Known troubleshooting scenarios

This page lists specific operational issues that we know about, and how to solve them.

Contact us or contribute if there is a scenario you’d like to suggest, or add yourself.

One offline unit and other units as secondaries

Problem: The primary unit went offline and primary reelection failed, rendered remaining units in RO mode.

Solution:

  1. Restart mysqld_safe service on secondaries, i.e.:

    # for each secondarie unit `n`
    juju ssh --container mysql mysql-k8s/n pebble restart mysqld_safe
    
  2. Wait update-status hook to trigger recovery. For faster recovery, it’s possible to speed up the update-status hook with:

    juju model-config update-status-hook-interval=30s -m mymodel
    # after recovery, set default interval of 5 minutes
    juju model-config update-status-hook-interval=5m -m mymodel
    

Explanation: When restarting secondaries, all MySQL instance will return as offline, which will trigger a cluster recovery.

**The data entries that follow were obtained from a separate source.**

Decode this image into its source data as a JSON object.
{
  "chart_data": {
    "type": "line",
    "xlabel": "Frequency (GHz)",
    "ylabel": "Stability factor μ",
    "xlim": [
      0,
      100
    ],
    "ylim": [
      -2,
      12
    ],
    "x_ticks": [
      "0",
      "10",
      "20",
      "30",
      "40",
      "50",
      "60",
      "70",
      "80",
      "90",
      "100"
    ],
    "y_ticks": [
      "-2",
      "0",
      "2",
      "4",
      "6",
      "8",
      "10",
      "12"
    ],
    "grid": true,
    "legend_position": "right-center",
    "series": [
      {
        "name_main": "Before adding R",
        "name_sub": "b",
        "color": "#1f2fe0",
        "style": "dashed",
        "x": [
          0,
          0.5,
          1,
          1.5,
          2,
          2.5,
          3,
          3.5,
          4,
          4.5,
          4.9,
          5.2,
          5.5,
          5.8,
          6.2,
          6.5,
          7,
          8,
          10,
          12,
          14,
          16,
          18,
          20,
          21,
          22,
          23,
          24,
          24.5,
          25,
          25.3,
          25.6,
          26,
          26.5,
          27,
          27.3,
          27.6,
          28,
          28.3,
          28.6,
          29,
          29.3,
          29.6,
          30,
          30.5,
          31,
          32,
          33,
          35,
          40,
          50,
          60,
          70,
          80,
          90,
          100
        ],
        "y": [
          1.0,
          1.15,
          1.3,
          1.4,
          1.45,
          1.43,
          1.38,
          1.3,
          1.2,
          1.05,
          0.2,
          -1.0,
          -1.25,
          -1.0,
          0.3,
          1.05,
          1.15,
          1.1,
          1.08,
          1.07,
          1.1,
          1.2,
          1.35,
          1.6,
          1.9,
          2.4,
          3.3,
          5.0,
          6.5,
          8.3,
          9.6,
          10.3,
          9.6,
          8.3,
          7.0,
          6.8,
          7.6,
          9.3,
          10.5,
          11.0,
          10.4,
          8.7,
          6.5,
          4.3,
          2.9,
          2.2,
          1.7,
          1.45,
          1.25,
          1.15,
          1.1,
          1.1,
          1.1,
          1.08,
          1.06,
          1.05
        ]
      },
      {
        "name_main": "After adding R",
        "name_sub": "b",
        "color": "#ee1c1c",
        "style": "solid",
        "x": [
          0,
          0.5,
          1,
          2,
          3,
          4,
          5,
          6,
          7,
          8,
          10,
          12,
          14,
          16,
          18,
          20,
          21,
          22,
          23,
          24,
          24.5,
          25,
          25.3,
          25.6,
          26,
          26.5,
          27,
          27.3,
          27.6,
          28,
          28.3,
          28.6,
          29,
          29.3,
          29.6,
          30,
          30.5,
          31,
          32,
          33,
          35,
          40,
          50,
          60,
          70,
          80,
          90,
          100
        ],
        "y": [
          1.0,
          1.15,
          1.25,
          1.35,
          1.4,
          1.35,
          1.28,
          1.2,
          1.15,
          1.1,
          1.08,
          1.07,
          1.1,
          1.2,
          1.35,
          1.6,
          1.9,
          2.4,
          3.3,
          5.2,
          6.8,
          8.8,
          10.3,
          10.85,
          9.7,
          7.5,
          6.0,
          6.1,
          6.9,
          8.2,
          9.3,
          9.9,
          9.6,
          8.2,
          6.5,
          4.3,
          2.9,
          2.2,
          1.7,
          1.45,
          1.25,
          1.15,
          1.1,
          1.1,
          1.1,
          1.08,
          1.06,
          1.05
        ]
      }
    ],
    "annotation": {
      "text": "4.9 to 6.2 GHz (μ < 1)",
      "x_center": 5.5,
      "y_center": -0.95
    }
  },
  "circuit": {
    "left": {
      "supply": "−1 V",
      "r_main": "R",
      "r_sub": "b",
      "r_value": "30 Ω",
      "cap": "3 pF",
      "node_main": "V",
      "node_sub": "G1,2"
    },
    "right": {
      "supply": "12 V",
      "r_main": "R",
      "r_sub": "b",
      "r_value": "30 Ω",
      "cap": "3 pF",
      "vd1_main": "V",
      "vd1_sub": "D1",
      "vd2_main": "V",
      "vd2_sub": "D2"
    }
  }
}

Two primaries, one in “split-brain” state

Problem: Original primary had a transitory network cut, and a new primary was elected. On returning, old primary enter split-brain state.

Solution:

  1. Restart mysqld_safe service on secondaries, i.e.:

    # using `n` as the unit in split brain state
    juju ssh --container mysql mysql-k8s/n pebble restart mysqld_safe
    
  2. Wait unit rejoin the cluster

Explanation: On restart, unit will reset it state and try to rejoin the cluster as a secondary.